Voters will tolerate mistakes by first-time candidates, Sragow said, "provided you learn. You're allowed to make mistakes early on. You're allowed to make mistakes once. You're not allowed to make mistakes twice."

In a state where politics and ethnicity go hand in hand, Clinton has already caused ruffles on sensitive ethnic issues.

In a position publicly revealed in July, she described Jerusalem as the "eternal capital" of Israel. This was a break with Clinton administration policy, which is for the status of Jerusalem to be determined by Israeli and Palestinian negotiators. Some critics accused her of trying to placate Jews riled by her earlier support of a Palestinian state.

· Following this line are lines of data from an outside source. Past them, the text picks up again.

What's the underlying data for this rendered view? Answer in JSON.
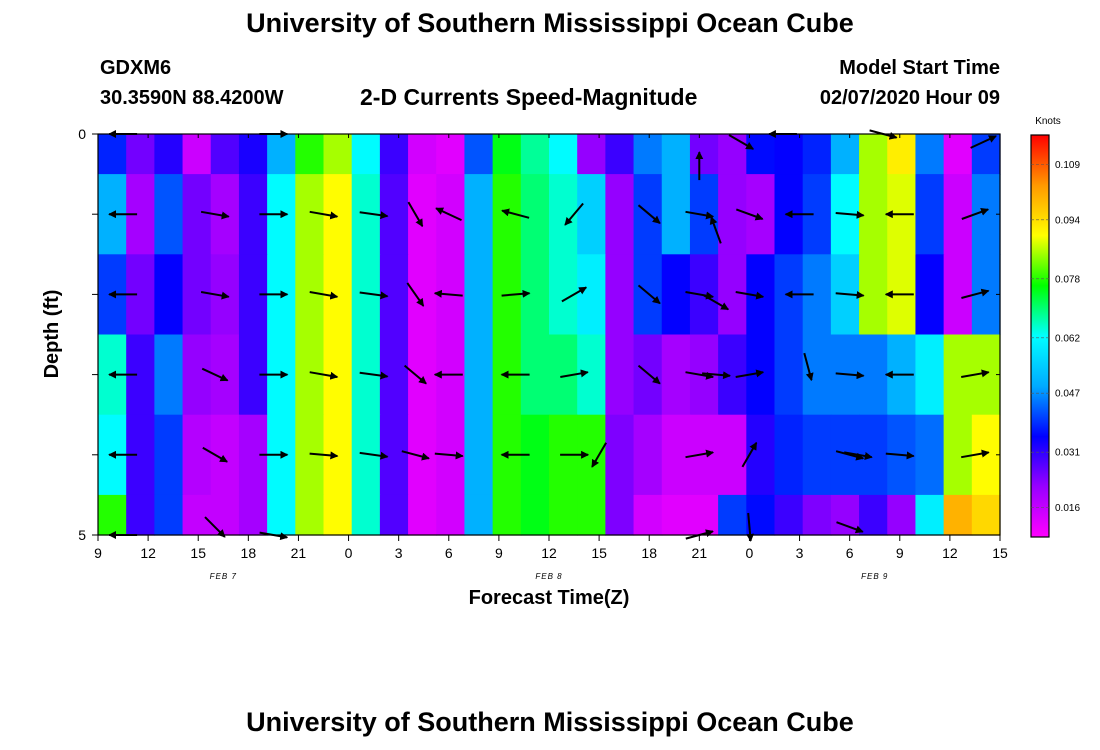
{
  "header": {
    "title_top": "University of Southern Mississippi Ocean Cube",
    "title_bottom": "University of Southern Mississippi Ocean Cube",
    "station_id": "GDXM6",
    "station_coords": "30.3590N 88.4200W",
    "chart_title": "2-D Currents Speed-Magnitude",
    "run_label": "Model Start Time",
    "run_time": "02/07/2020 Hour 09"
  },
  "chart_data": {
    "type": "heatmap",
    "title": "2-D Currents Speed-Magnitude",
    "xlabel": "Forecast Time(Z)",
    "ylabel": "Depth (ft)",
    "x_ticks": [
      "9",
      "12",
      "15",
      "18",
      "21",
      "0",
      "3",
      "6",
      "9",
      "12",
      "15",
      "18",
      "21",
      "0",
      "3",
      "6",
      "9",
      "12",
      "15"
    ],
    "x_range_hours": [
      0,
      54
    ],
    "day_labels": [
      {
        "text": "FEB 7",
        "hour": 7.5
      },
      {
        "text": "FEB 8",
        "hour": 27
      },
      {
        "text": "FEB 9",
        "hour": 46.5
      }
    ],
    "y_ticks": [
      "0",
      "5"
    ],
    "ylim": [
      0,
      5
    ],
    "y_inverted": true,
    "colorbar": {
      "unit": "Knots",
      "vmin": 0.008,
      "vmax": 0.117,
      "ticks": [
        "0.109",
        "0.094",
        "0.078",
        "0.062",
        "0.047",
        "0.031",
        "0.016"
      ],
      "colors": [
        "#ff00ff",
        "#9900ff",
        "#0000ff",
        "#00aaff",
        "#00ffff",
        "#00ff00",
        "#ffff00",
        "#ff9900",
        "#ff0000"
      ]
    },
    "layers": [
      {
        "depth_top": 0,
        "depth_bottom": 0.5,
        "speed": [
          0.038,
          0.025,
          0.032,
          0.015,
          0.028,
          0.033,
          0.05,
          0.078,
          0.085,
          0.062,
          0.03,
          0.014,
          0.012,
          0.042,
          0.075,
          0.068,
          0.062,
          0.022,
          0.03,
          0.045,
          0.05,
          0.025,
          0.022,
          0.036,
          0.035,
          0.038,
          0.05,
          0.085,
          0.092,
          0.045,
          0.012,
          0.04
        ],
        "arrows": [
          {
            "hour": 1.5,
            "depth": 0.0,
            "angle": 180,
            "speed": 0.03
          },
          {
            "hour": 10.5,
            "depth": 0.0,
            "angle": 0,
            "speed": 0.03
          },
          {
            "hour": 36.0,
            "depth": 0.4,
            "angle": 90,
            "speed": 0.025
          },
          {
            "hour": 38.5,
            "depth": 0.1,
            "angle": -30,
            "speed": 0.03
          },
          {
            "hour": 41.0,
            "depth": 0.0,
            "angle": 180,
            "speed": 0.03
          },
          {
            "hour": 47.0,
            "depth": 0.0,
            "angle": -15,
            "speed": 0.03
          },
          {
            "hour": 53.0,
            "depth": 0.1,
            "angle": 25,
            "speed": 0.025
          }
        ]
      },
      {
        "depth_top": 0.5,
        "depth_bottom": 1.5,
        "speed": [
          0.05,
          0.02,
          0.042,
          0.025,
          0.02,
          0.03,
          0.062,
          0.085,
          0.09,
          0.065,
          0.028,
          0.012,
          0.014,
          0.05,
          0.078,
          0.07,
          0.065,
          0.055,
          0.022,
          0.04,
          0.05,
          0.04,
          0.022,
          0.02,
          0.035,
          0.04,
          0.062,
          0.085,
          0.088,
          0.04,
          0.015,
          0.045
        ],
        "arrows": [
          {
            "hour": 1.5,
            "depth": 1.0,
            "angle": 180,
            "speed": 0.03
          },
          {
            "hour": 7.0,
            "depth": 1.0,
            "angle": -10,
            "speed": 0.03
          },
          {
            "hour": 10.5,
            "depth": 1.0,
            "angle": 0,
            "speed": 0.03
          },
          {
            "hour": 13.5,
            "depth": 1.0,
            "angle": -10,
            "speed": 0.03
          },
          {
            "hour": 16.5,
            "depth": 1.0,
            "angle": -8,
            "speed": 0.03
          },
          {
            "hour": 19.0,
            "depth": 1.0,
            "angle": -60,
            "speed": 0.03
          },
          {
            "hour": 21.0,
            "depth": 1.0,
            "angle": 155,
            "speed": 0.03
          },
          {
            "hour": 25.0,
            "depth": 1.0,
            "angle": 165,
            "speed": 0.03
          },
          {
            "hour": 28.5,
            "depth": 1.0,
            "angle": 230,
            "speed": 0.03
          },
          {
            "hour": 33.0,
            "depth": 1.0,
            "angle": -40,
            "speed": 0.03
          },
          {
            "hour": 36.0,
            "depth": 1.0,
            "angle": -10,
            "speed": 0.03
          },
          {
            "hour": 37.0,
            "depth": 1.2,
            "angle": 110,
            "speed": 0.03
          },
          {
            "hour": 39.0,
            "depth": 1.0,
            "angle": -20,
            "speed": 0.03
          },
          {
            "hour": 42.0,
            "depth": 1.0,
            "angle": 180,
            "speed": 0.03
          },
          {
            "hour": 45.0,
            "depth": 1.0,
            "angle": -5,
            "speed": 0.03
          },
          {
            "hour": 48.0,
            "depth": 1.0,
            "angle": 180,
            "speed": 0.03
          },
          {
            "hour": 52.5,
            "depth": 1.0,
            "angle": 20,
            "speed": 0.03
          }
        ]
      },
      {
        "depth_top": 1.5,
        "depth_bottom": 2.5,
        "speed": [
          0.04,
          0.025,
          0.035,
          0.025,
          0.022,
          0.03,
          0.062,
          0.085,
          0.09,
          0.065,
          0.028,
          0.012,
          0.014,
          0.05,
          0.078,
          0.07,
          0.065,
          0.06,
          0.022,
          0.04,
          0.035,
          0.03,
          0.022,
          0.035,
          0.04,
          0.045,
          0.055,
          0.085,
          0.088,
          0.035,
          0.015,
          0.045
        ],
        "arrows": [
          {
            "hour": 1.5,
            "depth": 2.0,
            "angle": 180,
            "speed": 0.03
          },
          {
            "hour": 7.0,
            "depth": 2.0,
            "angle": -10,
            "speed": 0.03
          },
          {
            "hour": 10.5,
            "depth": 2.0,
            "angle": 0,
            "speed": 0.03
          },
          {
            "hour": 13.5,
            "depth": 2.0,
            "angle": -10,
            "speed": 0.03
          },
          {
            "hour": 16.5,
            "depth": 2.0,
            "angle": -8,
            "speed": 0.03
          },
          {
            "hour": 19.0,
            "depth": 2.0,
            "angle": -55,
            "speed": 0.03
          },
          {
            "hour": 21.0,
            "depth": 2.0,
            "angle": 175,
            "speed": 0.03
          },
          {
            "hour": 25.0,
            "depth": 2.0,
            "angle": 5,
            "speed": 0.03
          },
          {
            "hour": 28.5,
            "depth": 2.0,
            "angle": 30,
            "speed": 0.03
          },
          {
            "hour": 33.0,
            "depth": 2.0,
            "angle": -40,
            "speed": 0.03
          },
          {
            "hour": 36.0,
            "depth": 2.0,
            "angle": -10,
            "speed": 0.03
          },
          {
            "hour": 37.0,
            "depth": 2.1,
            "angle": -30,
            "speed": 0.03
          },
          {
            "hour": 39.0,
            "depth": 2.0,
            "angle": -10,
            "speed": 0.03
          },
          {
            "hour": 42.0,
            "depth": 2.0,
            "angle": 180,
            "speed": 0.03
          },
          {
            "hour": 45.0,
            "depth": 2.0,
            "angle": -5,
            "speed": 0.03
          },
          {
            "hour": 48.0,
            "depth": 2.0,
            "angle": 180,
            "speed": 0.03
          },
          {
            "hour": 52.5,
            "depth": 2.0,
            "angle": 15,
            "speed": 0.03
          }
        ]
      },
      {
        "depth_top": 2.5,
        "depth_bottom": 3.5,
        "speed": [
          0.065,
          0.03,
          0.045,
          0.022,
          0.02,
          0.03,
          0.062,
          0.085,
          0.09,
          0.065,
          0.028,
          0.012,
          0.014,
          0.05,
          0.078,
          0.07,
          0.07,
          0.065,
          0.022,
          0.025,
          0.02,
          0.022,
          0.03,
          0.035,
          0.04,
          0.045,
          0.045,
          0.045,
          0.05,
          0.06,
          0.085,
          0.085
        ],
        "arrows": [
          {
            "hour": 1.5,
            "depth": 3.0,
            "angle": 180,
            "speed": 0.03
          },
          {
            "hour": 7.0,
            "depth": 3.0,
            "angle": -25,
            "speed": 0.03
          },
          {
            "hour": 10.5,
            "depth": 3.0,
            "angle": 0,
            "speed": 0.03
          },
          {
            "hour": 13.5,
            "depth": 3.0,
            "angle": -10,
            "speed": 0.03
          },
          {
            "hour": 16.5,
            "depth": 3.0,
            "angle": -8,
            "speed": 0.03
          },
          {
            "hour": 19.0,
            "depth": 3.0,
            "angle": -40,
            "speed": 0.03
          },
          {
            "hour": 21.0,
            "depth": 3.0,
            "angle": 180,
            "speed": 0.03
          },
          {
            "hour": 25.0,
            "depth": 3.0,
            "angle": 180,
            "speed": 0.03
          },
          {
            "hour": 28.5,
            "depth": 3.0,
            "angle": 10,
            "speed": 0.03
          },
          {
            "hour": 33.0,
            "depth": 3.0,
            "angle": -40,
            "speed": 0.03
          },
          {
            "hour": 36.0,
            "depth": 3.0,
            "angle": -10,
            "speed": 0.03
          },
          {
            "hour": 37.0,
            "depth": 3.0,
            "angle": -5,
            "speed": 0.03
          },
          {
            "hour": 39.0,
            "depth": 3.0,
            "angle": 10,
            "speed": 0.03
          },
          {
            "hour": 42.5,
            "depth": 2.9,
            "angle": -75,
            "speed": 0.03
          },
          {
            "hour": 45.0,
            "depth": 3.0,
            "angle": -5,
            "speed": 0.03
          },
          {
            "hour": 48.0,
            "depth": 3.0,
            "angle": 180,
            "speed": 0.03
          },
          {
            "hour": 52.5,
            "depth": 3.0,
            "angle": 10,
            "speed": 0.03
          }
        ]
      },
      {
        "depth_top": 3.5,
        "depth_bottom": 4.5,
        "speed": [
          0.062,
          0.03,
          0.04,
          0.018,
          0.016,
          0.02,
          0.062,
          0.085,
          0.09,
          0.065,
          0.028,
          0.012,
          0.014,
          0.05,
          0.078,
          0.075,
          0.078,
          0.078,
          0.024,
          0.02,
          0.015,
          0.015,
          0.015,
          0.032,
          0.038,
          0.04,
          0.04,
          0.04,
          0.042,
          0.044,
          0.085,
          0.09
        ],
        "arrows": [
          {
            "hour": 1.5,
            "depth": 4.0,
            "angle": 180,
            "speed": 0.03
          },
          {
            "hour": 7.0,
            "depth": 4.0,
            "angle": -30,
            "speed": 0.03
          },
          {
            "hour": 10.5,
            "depth": 4.0,
            "angle": 0,
            "speed": 0.03
          },
          {
            "hour": 13.5,
            "depth": 4.0,
            "angle": -5,
            "speed": 0.03
          },
          {
            "hour": 16.5,
            "depth": 4.0,
            "angle": -8,
            "speed": 0.03
          },
          {
            "hour": 19.0,
            "depth": 4.0,
            "angle": -15,
            "speed": 0.03
          },
          {
            "hour": 21.0,
            "depth": 4.0,
            "angle": -5,
            "speed": 0.03
          },
          {
            "hour": 25.0,
            "depth": 4.0,
            "angle": 180,
            "speed": 0.03
          },
          {
            "hour": 28.5,
            "depth": 4.0,
            "angle": 0,
            "speed": 0.03
          },
          {
            "hour": 30.0,
            "depth": 4.0,
            "angle": 240,
            "speed": 0.03
          },
          {
            "hour": 36.0,
            "depth": 4.0,
            "angle": 10,
            "speed": 0.03
          },
          {
            "hour": 39.0,
            "depth": 4.0,
            "angle": 60,
            "speed": 0.03
          },
          {
            "hour": 45.0,
            "depth": 4.0,
            "angle": -15,
            "speed": 0.03
          },
          {
            "hour": 45.5,
            "depth": 4.0,
            "angle": -10,
            "speed": 0.03
          },
          {
            "hour": 48.0,
            "depth": 4.0,
            "angle": -5,
            "speed": 0.03
          },
          {
            "hour": 52.5,
            "depth": 4.0,
            "angle": 10,
            "speed": 0.03
          }
        ]
      },
      {
        "depth_top": 4.5,
        "depth_bottom": 5.0,
        "speed": [
          0.078,
          0.03,
          0.04,
          0.016,
          0.016,
          0.02,
          0.062,
          0.085,
          0.09,
          0.065,
          0.028,
          0.012,
          0.014,
          0.05,
          0.078,
          0.075,
          0.078,
          0.078,
          0.024,
          0.014,
          0.012,
          0.012,
          0.04,
          0.036,
          0.03,
          0.024,
          0.022,
          0.03,
          0.022,
          0.06,
          0.1,
          0.095
        ],
        "arrows": [
          {
            "hour": 1.5,
            "depth": 5.0,
            "angle": 180,
            "speed": 0.03
          },
          {
            "hour": 7.0,
            "depth": 4.9,
            "angle": -45,
            "speed": 0.03
          },
          {
            "hour": 10.5,
            "depth": 5.0,
            "angle": -10,
            "speed": 0.03
          },
          {
            "hour": 36.0,
            "depth": 5.0,
            "angle": 15,
            "speed": 0.03
          },
          {
            "hour": 39.0,
            "depth": 4.9,
            "angle": -85,
            "speed": 0.03
          },
          {
            "hour": 45.0,
            "depth": 4.9,
            "angle": -20,
            "speed": 0.03
          }
        ]
      }
    ]
  }
}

The debacle over the FALN clemencies was the latest such abrasive ethnic episode. Though Clinton had not staked out a position on the issue, her silence had been perceived as tacit support of her husband's Aug. 11 offer of conditional clemencies to 16 imprisoned militants of the Armed Forces of National Liberation, known by its Spanish initials FALN. In the 1970s and 1980s, the FALN used a violent campaign, including bombings, to press for Puerto Rican independence and an end to its commonwealth status. The 16 who are imprisoned were not convicted of any violent acts or for involvement in any of the six deaths and scores of injuries attributed to the FALN. Numerous religious and human rights figures had campaigned for their release, on the grounds that their sentences -- ranging from 35 to 90 years -- were excessive.

But the clemencies have been sharply criticized by law enforcement officials. Though the president first received the clemency issue in 1993, his critics immediately pointed to Hillary Clinton's unofficial candidacy in New York as the reason her husband granted the clemencies now. They suggested it was an effort to curry favor with the Puerto Rican voters in New York.

When the first lady weighed in last Saturday with unsolicited opposition to the clemency offer, Puerto Rican politicians -- with whom she had not discussed the issue -- complained that she seemed to be trying to distance herself from them to curry favor with suburban voters.

"She ended up looking like she was taking her decisions based on what was politically expedient," said Edwards. In the view of some, her actions smacked of the stereotypically calculating, cynical politician. "You could just see her, with her hands in the air, weighing: `Upstate voters? Puerto Ricans? Upstate voters? Puerto Ricans,' " said Angelo Falcon, an official with the Puerto Rican Legal Defense and Education Fund.

Clinton tried in private telephone calls on Monday to assuage the concerns of Puerto Rican elected officials angered by her position.

"I believe there will be times when I disagree with my friends and my husband and his administration," she told reporters Thursday. "I hope by the time this election comes around in 14 or so months, assuming that I'm on the ballot, that I will have the support of as many New Yorkers as I can possibly reach."